Applicant was previously represented by legal practitioners. He is now a self-actor. He told the Court that at some point in time he received a text message from his then legal practitioner. He also received some documents from the same legal practitioners through email. In view of the conduct of his erstwhile legal practitioners, he came to Court on 24 June 2022 to investigate what exactly was happening. He found out that the matter had already been deemed abandoned. Upon finding out that this was the position that the case was in, he realised that there were problems between him and his legal practitioners. It was only then that he personally had knowledge of the abandonment. Applicant then set in motion process for the present proceedings. There is proof of the payment which he effected on that day. He says he cannot be punished for violations committed by his erstwhile legal practitioners. The applicant urged the court to dismiss the preliminary issue so that the main application can be heard.

Analysis

It is common cause that if the respondent’s position is regarded, the application ought to have been filed by the 15th of July 2022. However, twenty-one days from the date that the applicant had knowledge of the abandonment ended on 19July 2022.  Rule 36 provides that the matter deemed abandoned maybe reinstated ‘on good cause shown upon application by a party made within twenty-one days of the party becoming aware of the abandonment.’ The twenty-one-day period starts running with effect from the date that the affected party had knowledge of the abandonment. The applicant has shown that he started the reinstatement process on the very day he had knowledge of the abandonment. In view of the date when he became aware of the abandonment the applicant was within the time lines set down by the rules. It is unfortunate that the applicant did not have the best of experiences with the legal practitioners who represented him. He however was keen to prosecute the matter and followed up the matter with both the legal practitioners concerned and the Registrar’s office. Under the circumstances of this case therefore, it appears that the applicant did as much as practically possible to ensure that the matter is heard. He reacted as soon as he realised that he was on his own and could not rely on his erstwhile legal practitioners.
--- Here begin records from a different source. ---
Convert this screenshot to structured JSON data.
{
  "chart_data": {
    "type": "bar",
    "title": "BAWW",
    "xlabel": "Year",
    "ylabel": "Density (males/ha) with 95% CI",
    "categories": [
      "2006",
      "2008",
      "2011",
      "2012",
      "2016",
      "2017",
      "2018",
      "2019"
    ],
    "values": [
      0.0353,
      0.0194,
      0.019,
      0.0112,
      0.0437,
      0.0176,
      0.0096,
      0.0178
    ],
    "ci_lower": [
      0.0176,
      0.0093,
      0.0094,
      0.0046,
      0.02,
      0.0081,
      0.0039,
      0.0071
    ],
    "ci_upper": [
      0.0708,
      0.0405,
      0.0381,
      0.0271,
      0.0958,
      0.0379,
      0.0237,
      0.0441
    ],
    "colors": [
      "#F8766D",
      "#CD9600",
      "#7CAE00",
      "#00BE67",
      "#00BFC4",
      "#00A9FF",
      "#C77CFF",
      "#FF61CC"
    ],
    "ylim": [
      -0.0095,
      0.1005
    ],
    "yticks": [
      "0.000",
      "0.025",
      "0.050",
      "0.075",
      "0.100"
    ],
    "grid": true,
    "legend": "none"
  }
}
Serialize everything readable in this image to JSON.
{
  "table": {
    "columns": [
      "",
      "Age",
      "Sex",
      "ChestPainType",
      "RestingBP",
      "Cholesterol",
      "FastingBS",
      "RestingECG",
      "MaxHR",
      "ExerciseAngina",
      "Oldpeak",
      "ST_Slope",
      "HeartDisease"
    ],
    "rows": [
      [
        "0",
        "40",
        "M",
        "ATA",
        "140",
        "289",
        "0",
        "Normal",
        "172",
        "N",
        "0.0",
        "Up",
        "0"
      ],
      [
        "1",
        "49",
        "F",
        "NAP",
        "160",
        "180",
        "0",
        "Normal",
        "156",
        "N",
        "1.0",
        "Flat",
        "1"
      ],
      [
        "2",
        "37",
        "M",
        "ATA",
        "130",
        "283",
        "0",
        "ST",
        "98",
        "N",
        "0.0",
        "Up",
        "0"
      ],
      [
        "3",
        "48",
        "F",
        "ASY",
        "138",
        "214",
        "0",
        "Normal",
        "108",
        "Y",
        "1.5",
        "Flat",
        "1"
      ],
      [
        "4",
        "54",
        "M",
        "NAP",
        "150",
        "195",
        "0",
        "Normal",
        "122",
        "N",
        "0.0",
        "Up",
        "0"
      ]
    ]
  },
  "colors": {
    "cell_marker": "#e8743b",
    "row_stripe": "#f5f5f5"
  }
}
The Supreme Court has said that a litigant ought to be diligent even if he or she is legally represented. In Copier Kings (Private) Limited v Dumisani Msindazi  SC 52/17 the Supreme Court (Uchena JA) stated that:

“A diligent litigant is expected to follow up progress on its application”

The present applicant, relied on his legal practitioners but still followed up his case. For that reason it would be unfair to let ‘the sins of his’ erstwhile legal practitioners visit him. Even if the respondent’s position were to be adopted there would have been a delay of four days. While he indeed would have delayed, the delay under the circumstances would not have been inordinate. This does not mean that the Court condones any length of delay. Delay is not to be condoned. But the

circumstances of each case dictate how a court makes its decision.  In the present case when the totality of the circumstances is considered, the applicant did not delay. He was compliant with the rules. There is no need for him to apply for condonation. The main application must be set down for it to be heard on the nearest available date.

In the result it is ordered that:

1.	The preliminary issue be and is hereby dismissed.

2.	The application for reinstatement be set down to be heard on the nearest available date.

3.	There is no order as to costs.

Honey and Blanckenberg, Legal Practitioners for the Respondent.